This week I had the privilege of being invited to an Oris VIP evening where I had the opportunity to meet with their Chairman Urlich Herzog. I must admit that until very recently, Oris was not a company that I knew much about so this was a great opportunity to dispel myths, learn about the brand, and spend a little time in good company with some beautiful and somewhat unusual timepieces.
Ulrich is not your typical Chairman. He’s warm, friendly and approachable, and certainly not what you think of as a typical “chairman of the board” but then again he’s not come from that corporate culture. You see, unlike many Swiss watch manufacturers, Oris is still a privately owned business and one of the few remaining Swiss watch manufacturers that maintains its independence and is not subject to the influences of a parent group. And to this extent Ulrich leads the brand much like a father leading a family. What is utterly apparent is that he has a personal passion for the company, the brand, it’s history and it’s place in Swiss watch making.
Founded in 1904, the company became the largest employer in Hölstein where it was founded. In 1925 it began to fit bracelet buckles to pocket watches making them its first wristwatches. In 1927 George’s Christian (ORIS co founder) dies and Jacques-David LeCoultre becomes president, who later will go on to found Jaeger-LeCoultre. A year later Oscar Herzog (Georges Christian’s brother in law) takes over as general manager and remains there for 43 years. In 1970 ORIS became part of what will become the Swatch group and barely survived the “quartz crisis”. With ORIS in decline, in 1982 Ulrich Herzog together we Dr Rolf Portmann lead a successful management buy out of ORIS restoring its independence electing to abandon quartz and leaning on its heritage, produce only mechanical timepieces. For the last 36 years like his ancestor, Ulrich Herzog has led ORIS as a father figure.

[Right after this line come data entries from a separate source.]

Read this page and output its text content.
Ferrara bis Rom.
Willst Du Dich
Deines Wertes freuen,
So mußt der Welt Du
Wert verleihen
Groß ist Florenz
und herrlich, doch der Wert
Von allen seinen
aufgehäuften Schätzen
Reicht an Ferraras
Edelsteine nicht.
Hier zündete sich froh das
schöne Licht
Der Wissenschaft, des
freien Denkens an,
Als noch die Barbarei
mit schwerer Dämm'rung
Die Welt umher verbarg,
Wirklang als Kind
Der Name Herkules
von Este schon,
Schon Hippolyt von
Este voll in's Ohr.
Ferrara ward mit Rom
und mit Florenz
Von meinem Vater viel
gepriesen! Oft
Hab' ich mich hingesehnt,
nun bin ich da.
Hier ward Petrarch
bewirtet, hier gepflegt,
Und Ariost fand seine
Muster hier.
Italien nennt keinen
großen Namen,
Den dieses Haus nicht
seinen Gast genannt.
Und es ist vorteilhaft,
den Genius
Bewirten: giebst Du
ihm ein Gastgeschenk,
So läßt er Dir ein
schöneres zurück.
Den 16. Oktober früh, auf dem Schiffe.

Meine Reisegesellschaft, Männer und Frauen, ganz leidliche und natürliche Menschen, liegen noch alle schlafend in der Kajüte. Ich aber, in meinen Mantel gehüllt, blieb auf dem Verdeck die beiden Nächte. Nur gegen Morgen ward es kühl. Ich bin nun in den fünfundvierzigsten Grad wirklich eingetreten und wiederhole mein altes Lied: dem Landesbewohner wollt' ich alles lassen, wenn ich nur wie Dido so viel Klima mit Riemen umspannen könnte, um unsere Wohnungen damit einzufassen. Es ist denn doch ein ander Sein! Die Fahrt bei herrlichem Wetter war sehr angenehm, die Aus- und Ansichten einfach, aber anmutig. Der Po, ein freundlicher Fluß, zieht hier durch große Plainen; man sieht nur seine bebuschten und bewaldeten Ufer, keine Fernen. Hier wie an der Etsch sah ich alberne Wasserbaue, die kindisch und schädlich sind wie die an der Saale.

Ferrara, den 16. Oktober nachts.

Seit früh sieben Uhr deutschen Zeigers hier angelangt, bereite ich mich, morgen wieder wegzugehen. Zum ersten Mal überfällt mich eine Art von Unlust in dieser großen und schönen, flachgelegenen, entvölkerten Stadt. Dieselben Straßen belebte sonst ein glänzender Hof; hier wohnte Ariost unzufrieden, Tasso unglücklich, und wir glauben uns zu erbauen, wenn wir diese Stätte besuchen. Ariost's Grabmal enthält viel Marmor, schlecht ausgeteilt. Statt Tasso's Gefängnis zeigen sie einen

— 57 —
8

This leads me to Oris’s more recent innovations. In 2013 ORIS created a dive watch with an integrated depth gauge. A special crystal with an integrated channel was created allowing water to enter a chamber under pressure and therefore mechanically indicating depth. This was integrated into the face of the watch without compromising the primary water resistance. An innovative approach by all means.
In 2014 for the celebration of their 110th anniversary, they announced a new in house manually wound movement combining a 10 day power reserve with a power reserve indicator. Creating a watch with a 10 day power reserve is by no means easy. Considering that most watch manufacturers measure the power reserve in hours – typically 38-42 hours for most mechanical watches and a few delivering 70 hours (Tudor & Rolex), this equates to 240 hours. What’s more – recent innovations in movements able to deliver extended power reserves from other manufacturers have done so using twin barrels – where energy is stored and released using two separate springs connected through gears. ORIS on the other hand have accompanied this remarkable feat using a single barrel. This saves valuable space in the movement.
It has always amazed me that manufacturers have added a power reserve indicator to an automatic movement as this seems a somewhat superfluous endeavour, as the watch will never run out of power while you’re wearing it. There is admittedly a small truth that a watch will be more accurate when it’s fully wound but it’s a trivial matter to wind and set an automatic and as long as it is worn, the movement will be constantly ‘topped up’.
However a power reserve indicator on a manual wind watch is the perfect complication for two reasons. First the obvious – it shows how long the watch will run before needing to be wound. Allowing the wearer to wind when necessary, keeping the watch in motion and not running out. However more importantly, automatic watches have a clutch mechanism that ensures no matter how much movement is exerted on the rotor, it cannot overwind and damage the movement. A manual movement does not have this and so it is very important the movement is not overwound, damaging the watch. So the presence of a reserve indicator on a manual movement is is clearly the most beneficial complication to have.
Building on the foundations of this movement ORIS have continued to iterate and expand their movement range adding a date, second time zones, a moon phase, and more. With all of this innovation in house, most brands would command a price far in excess of ORIS’s proposition. However as we have seen, ORIS does not follow traditional corporate culture and it’s philosophy of real watches for real people prevails, keeping Swiss watch innovation affordable.